Sensor-based Bangla Sign Language Recognition: Comparative Analysis of Data Augmentation Methods
Authors
Md. Rakibul Islam
(Computer Science and Engineering)
Abstract
Bangla Sign Language (BdSL) plays a vital role in communication for people with speech and hearing disorders in Bangladesh. Prior systems (both vision and sensor-based) suffer from different noises, limited datasets, and high computational requirements. This study proposed a new dynamic dataset that contains 11,264 samples (with 22 distinct classes), 440 temporal features per sample, and a fixed window to capture dynamic hand gestures.

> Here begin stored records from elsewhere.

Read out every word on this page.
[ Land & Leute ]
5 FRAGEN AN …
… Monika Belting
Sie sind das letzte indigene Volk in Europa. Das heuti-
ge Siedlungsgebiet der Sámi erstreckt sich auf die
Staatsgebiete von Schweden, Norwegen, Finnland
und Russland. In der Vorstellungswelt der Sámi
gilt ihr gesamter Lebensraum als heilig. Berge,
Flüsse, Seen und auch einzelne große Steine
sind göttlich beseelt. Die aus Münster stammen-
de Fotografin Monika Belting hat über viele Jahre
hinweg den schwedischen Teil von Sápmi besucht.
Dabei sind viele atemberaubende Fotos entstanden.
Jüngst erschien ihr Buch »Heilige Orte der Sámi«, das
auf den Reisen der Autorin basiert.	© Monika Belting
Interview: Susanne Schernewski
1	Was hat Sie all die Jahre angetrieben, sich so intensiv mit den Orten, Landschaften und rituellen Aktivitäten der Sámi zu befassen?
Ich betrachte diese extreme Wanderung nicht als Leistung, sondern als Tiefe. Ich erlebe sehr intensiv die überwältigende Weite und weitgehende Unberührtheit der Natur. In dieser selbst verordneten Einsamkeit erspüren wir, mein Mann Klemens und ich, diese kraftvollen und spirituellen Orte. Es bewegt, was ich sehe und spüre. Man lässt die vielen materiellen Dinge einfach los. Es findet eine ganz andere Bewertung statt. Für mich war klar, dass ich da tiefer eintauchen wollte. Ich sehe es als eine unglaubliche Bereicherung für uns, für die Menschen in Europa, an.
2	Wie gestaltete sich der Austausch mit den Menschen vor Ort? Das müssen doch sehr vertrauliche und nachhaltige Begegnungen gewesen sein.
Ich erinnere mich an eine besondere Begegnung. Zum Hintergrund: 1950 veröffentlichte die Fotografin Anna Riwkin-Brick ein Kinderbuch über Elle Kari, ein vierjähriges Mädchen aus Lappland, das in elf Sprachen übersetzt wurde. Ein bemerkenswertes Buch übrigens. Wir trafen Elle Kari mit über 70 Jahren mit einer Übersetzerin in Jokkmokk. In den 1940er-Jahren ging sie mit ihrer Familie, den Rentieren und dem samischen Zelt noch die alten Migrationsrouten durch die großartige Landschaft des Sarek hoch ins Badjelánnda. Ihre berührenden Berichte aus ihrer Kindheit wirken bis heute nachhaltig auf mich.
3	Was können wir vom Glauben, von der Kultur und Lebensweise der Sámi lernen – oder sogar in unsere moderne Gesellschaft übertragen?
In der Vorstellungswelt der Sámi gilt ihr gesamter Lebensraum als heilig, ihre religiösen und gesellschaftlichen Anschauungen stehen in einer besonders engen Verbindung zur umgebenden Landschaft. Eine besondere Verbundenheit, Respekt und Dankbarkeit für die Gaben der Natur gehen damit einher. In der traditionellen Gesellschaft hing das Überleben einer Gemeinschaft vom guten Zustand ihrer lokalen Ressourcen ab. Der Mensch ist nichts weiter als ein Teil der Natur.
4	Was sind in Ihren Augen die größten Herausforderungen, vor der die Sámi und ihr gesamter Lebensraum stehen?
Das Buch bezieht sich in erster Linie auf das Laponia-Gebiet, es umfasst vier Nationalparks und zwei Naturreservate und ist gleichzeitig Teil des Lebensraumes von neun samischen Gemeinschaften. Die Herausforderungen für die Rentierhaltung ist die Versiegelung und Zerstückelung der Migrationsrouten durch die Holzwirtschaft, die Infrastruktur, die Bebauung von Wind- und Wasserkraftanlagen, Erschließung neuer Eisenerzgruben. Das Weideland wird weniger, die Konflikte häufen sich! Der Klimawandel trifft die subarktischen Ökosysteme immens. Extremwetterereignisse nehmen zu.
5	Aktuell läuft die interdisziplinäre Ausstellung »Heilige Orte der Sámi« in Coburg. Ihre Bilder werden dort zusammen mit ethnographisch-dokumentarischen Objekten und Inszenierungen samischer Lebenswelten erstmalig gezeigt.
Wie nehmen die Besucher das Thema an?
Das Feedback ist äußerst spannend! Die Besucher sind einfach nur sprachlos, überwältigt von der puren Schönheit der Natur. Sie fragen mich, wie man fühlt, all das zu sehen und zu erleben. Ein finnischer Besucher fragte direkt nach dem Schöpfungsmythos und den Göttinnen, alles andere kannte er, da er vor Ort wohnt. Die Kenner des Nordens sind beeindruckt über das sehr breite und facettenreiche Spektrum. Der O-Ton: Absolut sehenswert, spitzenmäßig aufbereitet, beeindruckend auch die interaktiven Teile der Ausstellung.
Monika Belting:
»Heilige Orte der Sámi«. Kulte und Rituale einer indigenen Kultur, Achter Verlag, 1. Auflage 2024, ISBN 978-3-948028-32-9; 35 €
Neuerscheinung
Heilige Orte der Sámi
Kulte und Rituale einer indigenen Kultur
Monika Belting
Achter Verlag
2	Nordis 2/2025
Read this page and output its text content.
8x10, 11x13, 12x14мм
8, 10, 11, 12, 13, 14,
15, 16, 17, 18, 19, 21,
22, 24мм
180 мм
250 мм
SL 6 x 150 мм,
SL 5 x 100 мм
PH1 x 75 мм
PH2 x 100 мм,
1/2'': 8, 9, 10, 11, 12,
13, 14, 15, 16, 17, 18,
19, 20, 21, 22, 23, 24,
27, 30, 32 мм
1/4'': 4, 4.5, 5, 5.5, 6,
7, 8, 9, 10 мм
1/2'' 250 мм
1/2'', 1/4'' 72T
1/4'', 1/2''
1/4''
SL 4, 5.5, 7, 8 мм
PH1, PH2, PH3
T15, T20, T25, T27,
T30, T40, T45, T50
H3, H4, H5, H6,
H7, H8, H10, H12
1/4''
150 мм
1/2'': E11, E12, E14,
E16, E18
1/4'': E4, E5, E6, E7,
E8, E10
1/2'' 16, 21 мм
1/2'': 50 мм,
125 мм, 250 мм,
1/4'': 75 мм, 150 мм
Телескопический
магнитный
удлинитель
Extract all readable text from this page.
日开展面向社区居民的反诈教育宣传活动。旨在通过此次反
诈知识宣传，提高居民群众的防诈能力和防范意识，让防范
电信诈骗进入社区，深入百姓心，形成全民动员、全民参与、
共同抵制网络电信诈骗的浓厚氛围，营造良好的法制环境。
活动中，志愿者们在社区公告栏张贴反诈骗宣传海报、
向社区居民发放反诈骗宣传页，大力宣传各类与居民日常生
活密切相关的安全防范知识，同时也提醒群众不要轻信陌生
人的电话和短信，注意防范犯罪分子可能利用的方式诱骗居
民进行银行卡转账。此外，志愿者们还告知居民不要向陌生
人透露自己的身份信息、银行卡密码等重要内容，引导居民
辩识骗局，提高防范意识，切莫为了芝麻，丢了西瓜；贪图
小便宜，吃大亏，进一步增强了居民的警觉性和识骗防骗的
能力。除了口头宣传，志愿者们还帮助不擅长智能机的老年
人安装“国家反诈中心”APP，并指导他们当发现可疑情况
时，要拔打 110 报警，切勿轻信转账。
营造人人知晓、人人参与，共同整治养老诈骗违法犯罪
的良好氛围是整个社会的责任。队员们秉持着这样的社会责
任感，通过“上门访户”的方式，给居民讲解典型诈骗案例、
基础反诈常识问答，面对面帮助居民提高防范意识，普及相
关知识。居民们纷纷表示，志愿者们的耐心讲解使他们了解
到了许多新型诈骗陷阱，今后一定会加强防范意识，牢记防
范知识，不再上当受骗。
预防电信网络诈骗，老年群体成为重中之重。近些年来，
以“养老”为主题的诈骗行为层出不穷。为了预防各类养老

The dataset was collected using flex sensors, gyroscopes, and accelerometers integrated into a flexible hand glove. To overcome dataset size limitations and sensor noise, the proposed method also investigated how data augmentation can improve sensor-based BdSL recognition and comparatively analyzed the efficiency of 7 augmentation schemes, including classic (SMOTE, ADASYN, BorderlineSMOTE) to advanced generation methods (WGAN-GP), as well as noise-based and mix-up scenarios. Among them, the ADASYN augmentation with ensemble voting yields an accuracy of 92.59%, while the more complex WGAN-GP yields 91.97%. For recognition, a systematic comparison was conducted among the traditional six machine learning (ML) models, the five deep learning (DL) models, and the ensemble method on the augmented dataset (ADASYN). A new Feature Fusion Network (FFN) architecture for BdSL achieves an accuracy of 91.39%. The experiment demonstrated the feasibility of real-time mobile deployment: k-NN (88.73% accuracy, 2.3 ms inference) and Simple LSTM (92.10% accuracy, 8.4 ms inference), offering k−NN as the most practical lightweight model for BdSL users.